A Texas appeals court has dismissed a lawsuit filed by a justice of the peace who claimed her right to religious freedom was violated when she was reprimanded for refusing to marry same-sex couples.
Dianne Hensley, a justice of the peace in McLennan County, was reprimanded by the state's Commission on Judicial Conduct in 2019. She had quit performing marriages after the U.S. Supreme Court's marriage equality ruling in 2015, then resumed in 2016 but served only heterosexual couples, The Dallas Morning News reports. She said that officiating same-sex marriages would violate her Christian beliefs.
After the disciplinary action, she filed a lawsuit saying the commission should be prevented "from investigating or sanctioning judges or justices of the peace who recuse themselves from officiating at same-sex weddings on account of their sincere religious beliefs." Such sanctions are a violation of the state's religious freedom law, her suit argued.
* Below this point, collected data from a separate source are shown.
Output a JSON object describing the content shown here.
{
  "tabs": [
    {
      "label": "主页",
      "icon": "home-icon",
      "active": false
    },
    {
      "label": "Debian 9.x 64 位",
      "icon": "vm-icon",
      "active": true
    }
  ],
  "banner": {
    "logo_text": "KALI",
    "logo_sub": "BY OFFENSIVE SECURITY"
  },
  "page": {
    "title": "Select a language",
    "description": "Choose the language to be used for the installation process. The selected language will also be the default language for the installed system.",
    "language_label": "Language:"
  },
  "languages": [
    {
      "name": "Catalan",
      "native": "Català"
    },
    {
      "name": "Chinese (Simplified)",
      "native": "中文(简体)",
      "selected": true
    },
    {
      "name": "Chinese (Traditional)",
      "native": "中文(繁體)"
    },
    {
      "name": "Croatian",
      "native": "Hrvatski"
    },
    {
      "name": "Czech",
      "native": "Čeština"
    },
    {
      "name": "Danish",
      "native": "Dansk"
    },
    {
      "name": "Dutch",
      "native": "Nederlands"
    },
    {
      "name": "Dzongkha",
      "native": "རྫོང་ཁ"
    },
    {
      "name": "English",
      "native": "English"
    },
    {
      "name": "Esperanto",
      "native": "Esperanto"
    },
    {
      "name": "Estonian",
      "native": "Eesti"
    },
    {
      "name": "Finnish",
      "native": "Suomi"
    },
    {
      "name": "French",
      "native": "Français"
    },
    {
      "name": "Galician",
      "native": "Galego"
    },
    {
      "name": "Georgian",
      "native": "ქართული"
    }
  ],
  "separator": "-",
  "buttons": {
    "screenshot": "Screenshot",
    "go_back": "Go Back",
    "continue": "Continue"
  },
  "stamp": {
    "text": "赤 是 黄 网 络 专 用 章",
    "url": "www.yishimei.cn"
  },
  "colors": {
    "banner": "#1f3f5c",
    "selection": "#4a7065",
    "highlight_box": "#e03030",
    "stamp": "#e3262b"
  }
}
But a three-judge panel of the Texas Court of Appeals ruled Thursday that the law bans only "threatened or continued violation" of a person's religious practice. She had received a single reprimand, and the commission hadn't expressed an intention to discipline her again, the judges said. The commission was acting within its rights and was shielded from lawsuits by sovereign immunity, the legal doctrine that a governmental body can't be sued without its consent, they added. The appeals court's decision upheld a trial court's dismissal of Hensley's suit.
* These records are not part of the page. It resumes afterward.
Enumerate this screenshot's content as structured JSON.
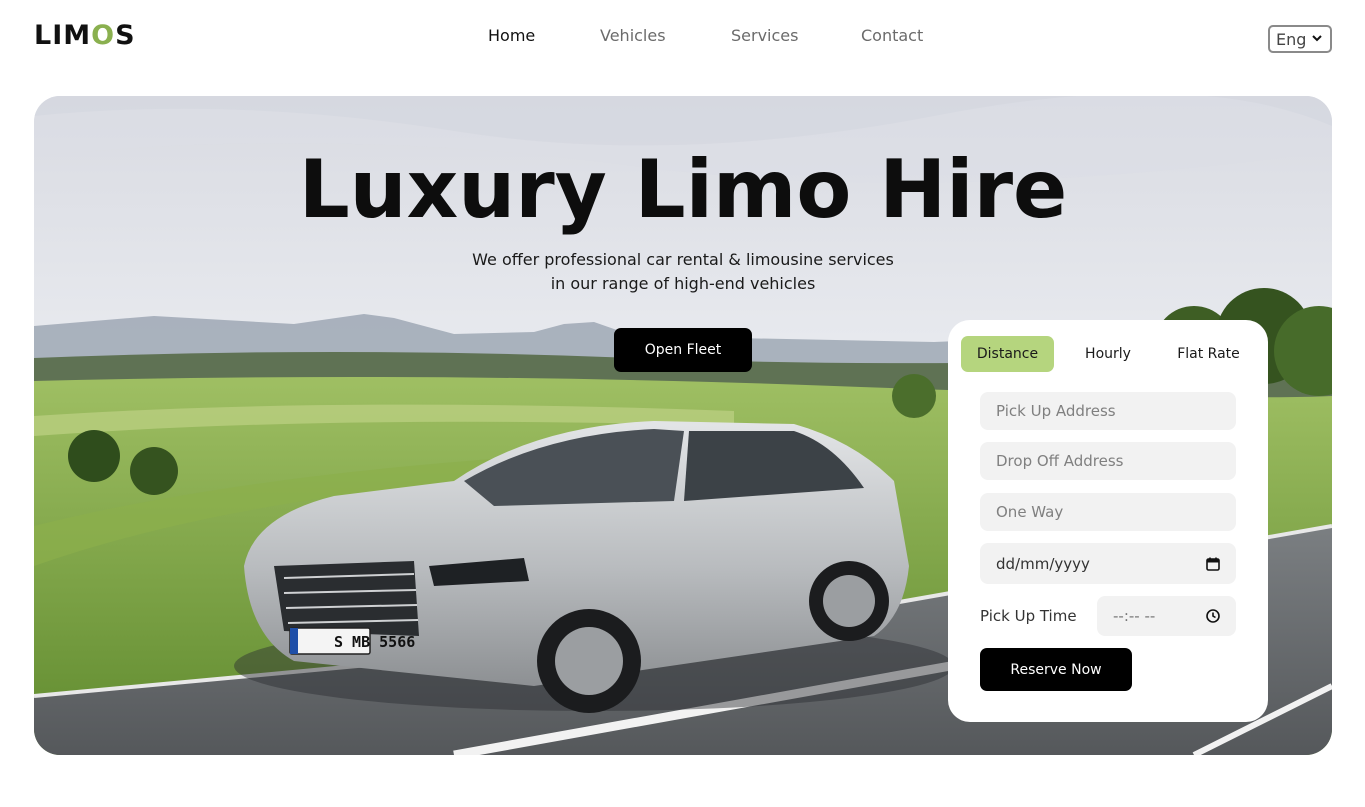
{
  "header": {
    "logo": {
      "prefix": "LIM",
      "accent": "O",
      "suffix": "S"
    },
    "nav": [
      "Home",
      "Vehicles",
      "Services",
      "Contact"
    ],
    "language": "Eng"
  },
  "hero": {
    "title": "Luxury Limo Hire",
    "subtitle_line1": "We offer professional car rental & limousine services",
    "subtitle_line2": "in our range of high-end vehicles",
    "cta": "Open Fleet",
    "car_plate": "S MB 5566"
  },
  "booking": {
    "tabs": [
      "Distance",
      "Hourly",
      "Flat Rate"
    ],
    "active_tab": "Distance",
    "pickup_placeholder": "Pick Up Address",
    "dropoff_placeholder": "Drop Off Address",
    "trip_type": "One Way",
    "date_placeholder": "dd/mm/yyyy",
    "pickup_time_label": "Pick Up Time",
    "time_placeholder": "--:-- --",
    "submit": "Reserve Now"
  },
  "colors": {
    "accent": "#b5d57e",
    "logo_accent": "#8ab04f",
    "button": "#000000"
  },
  "icons": {
    "language_dropdown": "chevron-down-icon",
    "date_field": "calendar-icon",
    "time_field": "clock-icon"
  }
}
Hensley can appeal her suit to the Texas Supreme Court, but she and her lawyer haven't said if she will. Her lawyer is Jonathan Mitchell, a longtime anti-LGBTQ+ and anti-abortion activist. He crafted a Texas anti-abortion law, and in a brief filed with the U.S. Supreme Court in the case that resulted in the overturning of Roe v. Wade, he argued that the high court should rescind the "court-invented rights to homosexual behavior and same-sex marriage" as well.
Mitchell also brought a case that led a federal judge to rule this year that a requirement for insurers to cover HIV prevention drugs violated the companies' religious freedom rights. Recently, he filed a suit arguing that the U.S. Supreme Court's Bostock v. Clayton County ruling, which banned anti-LGBTQ+ discrimination in employment, shouldn't apply to bisexuals.